Website developers can use third parties to implement certain features such as advertising, analytics, social media integration, payment processing, and content delivery. A web page typically comprises resources served by the first party and various third parties. Using third parties to compose a web page allows for modular development, which enables efficient and rapid deployment of rich features but can also pose potential privacy, security, and performance issues.
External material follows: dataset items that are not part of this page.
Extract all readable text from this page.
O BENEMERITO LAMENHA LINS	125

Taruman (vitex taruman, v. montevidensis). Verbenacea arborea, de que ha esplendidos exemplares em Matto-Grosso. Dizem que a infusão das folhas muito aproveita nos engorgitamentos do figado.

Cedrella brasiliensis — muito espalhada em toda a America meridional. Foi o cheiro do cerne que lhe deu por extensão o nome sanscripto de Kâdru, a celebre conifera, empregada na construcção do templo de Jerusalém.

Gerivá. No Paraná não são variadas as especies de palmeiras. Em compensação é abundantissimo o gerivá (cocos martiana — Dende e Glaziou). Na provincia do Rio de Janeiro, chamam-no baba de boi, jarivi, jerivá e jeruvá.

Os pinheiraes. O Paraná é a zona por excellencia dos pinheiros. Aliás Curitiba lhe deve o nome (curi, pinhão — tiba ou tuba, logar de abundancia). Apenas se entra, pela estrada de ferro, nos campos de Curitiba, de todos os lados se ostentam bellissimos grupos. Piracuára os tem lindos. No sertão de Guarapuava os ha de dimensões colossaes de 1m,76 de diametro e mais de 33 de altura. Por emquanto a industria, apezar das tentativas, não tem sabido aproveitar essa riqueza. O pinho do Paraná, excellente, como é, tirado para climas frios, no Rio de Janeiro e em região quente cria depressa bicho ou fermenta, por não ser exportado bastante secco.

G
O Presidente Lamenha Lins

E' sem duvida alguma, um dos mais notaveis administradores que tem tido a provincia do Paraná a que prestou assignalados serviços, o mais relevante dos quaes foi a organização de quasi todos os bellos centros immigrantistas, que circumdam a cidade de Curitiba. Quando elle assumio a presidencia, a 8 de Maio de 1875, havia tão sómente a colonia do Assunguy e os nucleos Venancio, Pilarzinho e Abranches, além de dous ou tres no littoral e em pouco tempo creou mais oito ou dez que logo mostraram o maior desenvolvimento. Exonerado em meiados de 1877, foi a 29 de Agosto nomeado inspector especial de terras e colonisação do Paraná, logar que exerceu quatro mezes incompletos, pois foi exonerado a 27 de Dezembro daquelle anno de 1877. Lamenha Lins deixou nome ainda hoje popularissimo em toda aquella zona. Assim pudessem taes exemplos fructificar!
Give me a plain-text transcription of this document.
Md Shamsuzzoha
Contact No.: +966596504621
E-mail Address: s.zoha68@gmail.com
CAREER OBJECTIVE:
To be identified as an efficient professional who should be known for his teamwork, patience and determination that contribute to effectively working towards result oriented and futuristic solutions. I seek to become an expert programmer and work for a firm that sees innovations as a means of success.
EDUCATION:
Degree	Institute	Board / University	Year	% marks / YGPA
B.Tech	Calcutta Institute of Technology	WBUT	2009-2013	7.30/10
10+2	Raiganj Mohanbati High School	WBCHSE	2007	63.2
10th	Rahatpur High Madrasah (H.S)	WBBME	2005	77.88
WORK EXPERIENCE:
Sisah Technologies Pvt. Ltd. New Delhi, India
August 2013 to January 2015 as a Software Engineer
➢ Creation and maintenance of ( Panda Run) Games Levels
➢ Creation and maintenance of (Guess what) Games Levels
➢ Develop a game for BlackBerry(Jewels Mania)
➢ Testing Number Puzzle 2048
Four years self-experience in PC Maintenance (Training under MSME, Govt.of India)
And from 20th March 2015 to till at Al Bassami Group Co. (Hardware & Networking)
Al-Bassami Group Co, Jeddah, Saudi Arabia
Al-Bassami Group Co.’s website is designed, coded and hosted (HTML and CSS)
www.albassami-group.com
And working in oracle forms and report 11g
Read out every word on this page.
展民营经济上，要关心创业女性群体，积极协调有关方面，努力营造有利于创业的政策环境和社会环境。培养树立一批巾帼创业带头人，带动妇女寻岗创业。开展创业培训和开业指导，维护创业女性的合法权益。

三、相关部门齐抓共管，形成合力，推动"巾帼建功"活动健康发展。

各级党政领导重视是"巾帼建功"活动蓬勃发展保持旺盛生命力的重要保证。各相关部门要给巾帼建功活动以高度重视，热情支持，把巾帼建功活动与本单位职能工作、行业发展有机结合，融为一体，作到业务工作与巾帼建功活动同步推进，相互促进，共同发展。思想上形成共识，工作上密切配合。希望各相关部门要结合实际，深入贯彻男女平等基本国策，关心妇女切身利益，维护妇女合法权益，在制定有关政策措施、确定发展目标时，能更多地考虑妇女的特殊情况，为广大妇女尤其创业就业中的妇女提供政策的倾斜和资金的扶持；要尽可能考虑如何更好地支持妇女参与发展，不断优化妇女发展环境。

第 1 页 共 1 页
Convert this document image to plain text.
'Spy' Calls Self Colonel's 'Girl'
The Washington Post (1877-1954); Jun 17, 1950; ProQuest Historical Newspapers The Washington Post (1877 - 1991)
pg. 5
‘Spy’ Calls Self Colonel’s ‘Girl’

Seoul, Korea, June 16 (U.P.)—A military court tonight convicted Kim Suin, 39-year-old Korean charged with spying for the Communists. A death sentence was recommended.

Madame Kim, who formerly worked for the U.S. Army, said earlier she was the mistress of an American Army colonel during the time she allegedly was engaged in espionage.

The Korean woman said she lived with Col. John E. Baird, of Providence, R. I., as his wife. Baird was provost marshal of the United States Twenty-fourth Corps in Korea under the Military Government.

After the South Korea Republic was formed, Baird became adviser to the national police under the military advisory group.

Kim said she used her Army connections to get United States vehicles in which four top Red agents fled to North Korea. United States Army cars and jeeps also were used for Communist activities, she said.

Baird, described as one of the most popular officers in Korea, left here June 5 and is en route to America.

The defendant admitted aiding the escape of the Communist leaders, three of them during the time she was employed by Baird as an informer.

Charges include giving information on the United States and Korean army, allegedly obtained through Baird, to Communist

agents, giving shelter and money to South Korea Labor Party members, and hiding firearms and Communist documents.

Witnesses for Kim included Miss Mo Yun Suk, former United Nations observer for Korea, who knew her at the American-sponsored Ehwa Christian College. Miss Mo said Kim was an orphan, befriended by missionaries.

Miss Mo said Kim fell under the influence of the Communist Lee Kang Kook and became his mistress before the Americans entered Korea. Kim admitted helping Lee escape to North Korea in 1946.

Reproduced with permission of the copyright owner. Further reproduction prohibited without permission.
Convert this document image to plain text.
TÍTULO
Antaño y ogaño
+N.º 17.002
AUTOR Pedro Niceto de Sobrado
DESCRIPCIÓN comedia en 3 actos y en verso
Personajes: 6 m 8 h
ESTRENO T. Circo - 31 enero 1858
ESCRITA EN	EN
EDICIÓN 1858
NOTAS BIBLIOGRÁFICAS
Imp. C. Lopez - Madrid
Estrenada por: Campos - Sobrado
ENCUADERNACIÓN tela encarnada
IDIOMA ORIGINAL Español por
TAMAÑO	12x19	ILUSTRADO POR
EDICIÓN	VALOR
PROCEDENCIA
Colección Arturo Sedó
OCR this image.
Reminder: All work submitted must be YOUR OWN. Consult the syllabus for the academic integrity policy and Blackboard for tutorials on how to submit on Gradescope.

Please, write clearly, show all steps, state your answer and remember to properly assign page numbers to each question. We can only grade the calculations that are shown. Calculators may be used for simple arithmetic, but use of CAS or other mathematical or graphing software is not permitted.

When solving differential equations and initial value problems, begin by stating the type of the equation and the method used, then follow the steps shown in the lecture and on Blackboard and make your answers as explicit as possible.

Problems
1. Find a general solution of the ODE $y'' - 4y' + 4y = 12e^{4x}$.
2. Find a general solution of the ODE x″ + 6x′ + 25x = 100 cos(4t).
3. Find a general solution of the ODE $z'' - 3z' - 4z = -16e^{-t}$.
In this chapter, we conduct an empirical analysis to shed light on the practice of using third parties on the web. We find that nearly all websites contain one or more third parties. We provide a breakdown of the types of resources served by these third parties, such as images, JavaScript, fonts, etc. We provide a breakdown of different categories of third parties on the Web, such as ad, analytics, CDN, video, tag manager, etc. We also provide a breakdown of how different third parties are included—directly or indirectly—on web pages.

Definitions

Before we start on our analysis, it helps to have some common definitions of what we will cover in this chapter.

Sites and pages

In this chapter, we use the term site to depict the registerable part of a given domain—often referred to as extended Top Level Domain plus one (eTLD+1). For example, given the URL https://www.bar.com/ the eTLD+1 is bar.com and for the URL https://foo.co.uk the eTLD+1 is foo.co.uk. By page (or web page), we mean a unique URL or, more specifically, the document (for example HTML or JavaScript) located at the particular URL.

What is a third party?

We stick to the aforementioned definition of a third party used in previous editions of the Web Almanac to allow for comparison between this and the previous editions.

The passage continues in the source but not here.